How are you enforcing runtime policy and trust boundaries in agent systems today?

I’m seeing more agent projects move beyond model safety and toward runtime controls for actions, tool calls, identity, and isolation.

We’re hosting a free online discussion on this topic with Imran Siddique, maintainer of Microsoft’s open source Agent Governance Toolkit.

I’d love to hear how others here are thinking about agent runtime governance, especially in open source stacks.

Event link in case it is useful: Building Governed AI Agents: Microsoft Agent Governance Toolkit, Thu, May 7, 2026, 7:00 PM | Meetup

The thing that bit me hardest is the gap between SDK-level deny semantics and protocol-level enforcement. SDK deny lists for MCP tools turn out to be soft boundaries — the model still discovers the tool from the subprocess and invokes it anyway, even when the tool name is explicitly listed as disallowed. The only reliable approach was physical exclusion: the MCP server isn’t part of the agent’s option set at all, so the tool genuinely isn’t there.
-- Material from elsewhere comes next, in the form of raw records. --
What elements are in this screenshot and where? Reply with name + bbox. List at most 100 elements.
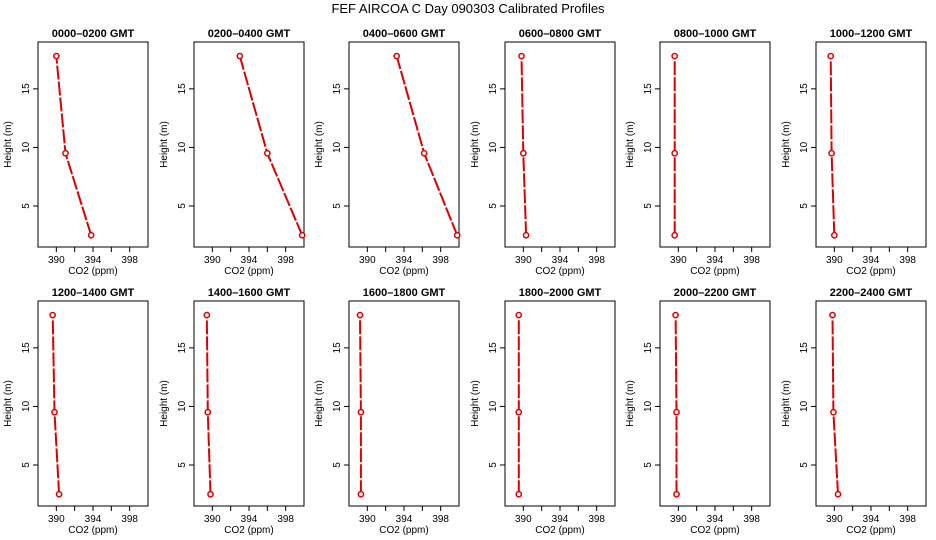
x-tick-label: 390 (670, 514, 687, 525)
y-tick-label: 5 (177, 462, 188, 468)
x-tick-label: 390 (515, 514, 532, 525)
x-tick-label: 398 (899, 514, 916, 525)
data-point (55, 490, 63, 498)
profile-line (829, 56, 836, 236)
y-axis-label: Height (m) (625, 380, 636, 427)
profile-line (395, 55, 459, 236)
chart-panel: 1600–1800 GMT 390 394 398 5 10 15 CO2 (ppm) Heig… (314, 287, 460, 536)
profile-line (238, 55, 304, 236)
x-tick-label: 394 (241, 514, 258, 525)
y-tick-label: 5 (332, 462, 343, 468)
x-axis-label: CO2 (ppm) (690, 525, 739, 536)
chart-panel: 0800–1000 GMT 390 394 398 5 10 15 CO2 (ppm) Heig… (625, 28, 771, 277)
y-tick-label: 5 (21, 462, 32, 468)
data-point (671, 231, 679, 239)
x-tick-label: 398 (588, 255, 605, 266)
data-point (828, 149, 835, 157)
data-point (519, 149, 527, 157)
x-tick-label: 398 (743, 255, 760, 266)
profile-line (520, 56, 528, 236)
y-tick-label: 5 (799, 462, 810, 468)
chart-panel: 1200–1400 GMT 390 394 398 5 10 15 CO2 (ppm) Heig… (3, 287, 149, 536)
figure-title: FEF AIRCOA C Day 090303 Calibrated Profi… (331, 1, 605, 16)
x-axis-label: CO2 (ppm) (846, 525, 895, 536)
data-point (62, 149, 69, 157)
panel-title: 0200–0400 GMT (208, 28, 291, 40)
x-tick-label: 398 (277, 514, 294, 525)
x-axis-label: CO2 (ppm) (379, 525, 428, 536)
data-point (515, 490, 523, 498)
profile-line (205, 315, 212, 495)
y-tick-label: 15 (799, 83, 810, 95)
x-tick-label: 394 (552, 255, 569, 266)
x-tick-label: 398 (588, 514, 605, 525)
data-point (673, 490, 680, 498)
x-axis-label: CO2 (ppm) (379, 266, 428, 277)
profile-line (674, 315, 678, 495)
y-axis-label: Height (m) (159, 380, 170, 427)
y-tick-label: 15 (21, 83, 32, 95)
panel-title: 0600–0800 GMT (519, 28, 602, 40)
panel-title: 0800–1000 GMT (674, 28, 757, 40)
y-tick-label: 15 (177, 342, 188, 354)
y-tick-label: 5 (643, 462, 654, 468)
y-tick-label: 10 (799, 400, 810, 412)
data-point (673, 408, 680, 416)
panel-title: 1800–2000 GMT (519, 287, 602, 299)
data-point (87, 231, 95, 239)
y-tick-label: 10 (643, 400, 654, 412)
x-tick-label: 390 (826, 255, 843, 266)
x-tick-label: 390 (826, 514, 843, 525)
plot-frame (37, 41, 149, 248)
y-axis-label: Height (m) (470, 121, 481, 168)
x-axis-label: CO2 (ppm) (224, 525, 273, 536)
data-point (356, 311, 364, 319)
chart-panel: 2200–2400 GMT 390 394 398 5 10 15 CO2 (ppm) Heig… (781, 287, 927, 536)
data-point (203, 311, 211, 319)
panel-title: 0400–0600 GMT (363, 28, 446, 40)
x-axis-label: CO2 (ppm) (68, 525, 117, 536)
plot-frame (348, 300, 460, 507)
data-point (453, 231, 461, 239)
data-point (672, 311, 679, 319)
x-tick-label: 390 (204, 255, 221, 266)
panel-title: 1200–1400 GMT (52, 287, 135, 299)
data-point (522, 231, 530, 239)
x-tick-label: 390 (204, 514, 221, 525)
y-axis-label: Height (m) (159, 121, 170, 168)
data-point (263, 149, 271, 157)
panel-title: 2200–2400 GMT (830, 287, 913, 299)
y-tick-label: 5 (332, 203, 343, 209)
panel-title: 1000–1200 GMT (830, 28, 913, 40)
data-point (671, 149, 679, 157)
y-tick-label: 15 (177, 83, 188, 95)
data-point (830, 231, 838, 239)
y-axis-label: Height (m) (470, 380, 481, 427)
y-tick-label: 10 (177, 141, 188, 153)
y-axis-label: Height (m) (781, 380, 792, 427)
x-tick-label: 394 (85, 514, 102, 525)
y-tick-label: 10 (643, 141, 654, 153)
y-tick-label: 5 (488, 462, 499, 468)
data-point (393, 52, 401, 60)
x-tick-label: 398 (432, 514, 449, 525)
data-point (207, 490, 214, 498)
x-tick-label: 394 (241, 255, 258, 266)
x-tick-label: 394 (863, 255, 880, 266)
chart-panel: 1000–1200 GMT 390 394 398 5 10 15 CO2 (ppm) Heig… (781, 28, 927, 277)
profile-line (359, 315, 362, 495)
y-axis-label: Height (m) (314, 380, 325, 427)
y-tick-label: 5 (488, 203, 499, 209)
chart-panel: 1400–1600 GMT 390 394 398 5 10 15 CO2 (ppm) Heig… (159, 287, 305, 536)
x-tick-label: 398 (899, 255, 916, 266)
y-tick-label: 10 (177, 400, 188, 412)
y-axis-label: Height (m) (3, 121, 14, 168)
data-point (420, 149, 428, 157)
x-axis-label: CO2 (ppm) (846, 266, 895, 277)
y-tick-label: 15 (488, 342, 499, 354)
y-tick-label: 5 (21, 203, 32, 209)
x-tick-label: 390 (359, 255, 376, 266)
data-point (298, 231, 306, 239)
y-axis-label: Height (m) (781, 121, 792, 168)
The other thing worth governing for is hallucinated success — agent claims it called a tool, actually skipped it, output looks plausible. Most runtime governance I see focuses on “did you allow this action,” but the symmetric problem is “did the action you allowed actually happen.” Worth asking whether the Microsoft toolkit handles tool-call attestation, because that side of trust boundaries tends to get neglected.

I agree with the point about SDK level deny lists being too soft.

For agent systems, I think policy needs to be enforced at the runtime boundary, not inside the prompt and not only inside the model SDK.

The model should never be the authority on whether an action is allowed.

A practical setup is:

  1. Every tool has an explicit capability definition.

  2. Every agent or worker has a scoped permission set.

  3. The runtime checks each requested action before execution.

  4. The tool layer refuses calls that are outside policy, even if the model asks for them.

  5. Tool results are logged with request, caller, input, output, status, and trace id.

  6. Success claims are verified against actual tool execution records.

The second point matters a lot. It is not enough to ask, “Was this action allowed?”

You also need to ask, “Did the action actually happen?”

A model can claim it called a tool, skipped a step, or completed a task. The runtime should verify that against the execution trace.

So my rule is:

Prompts can guide behavior, but runtime policy must enforce behavior.

The trust boundary belongs around tools, state mutation, credentials, external actions, and persistent memory writes.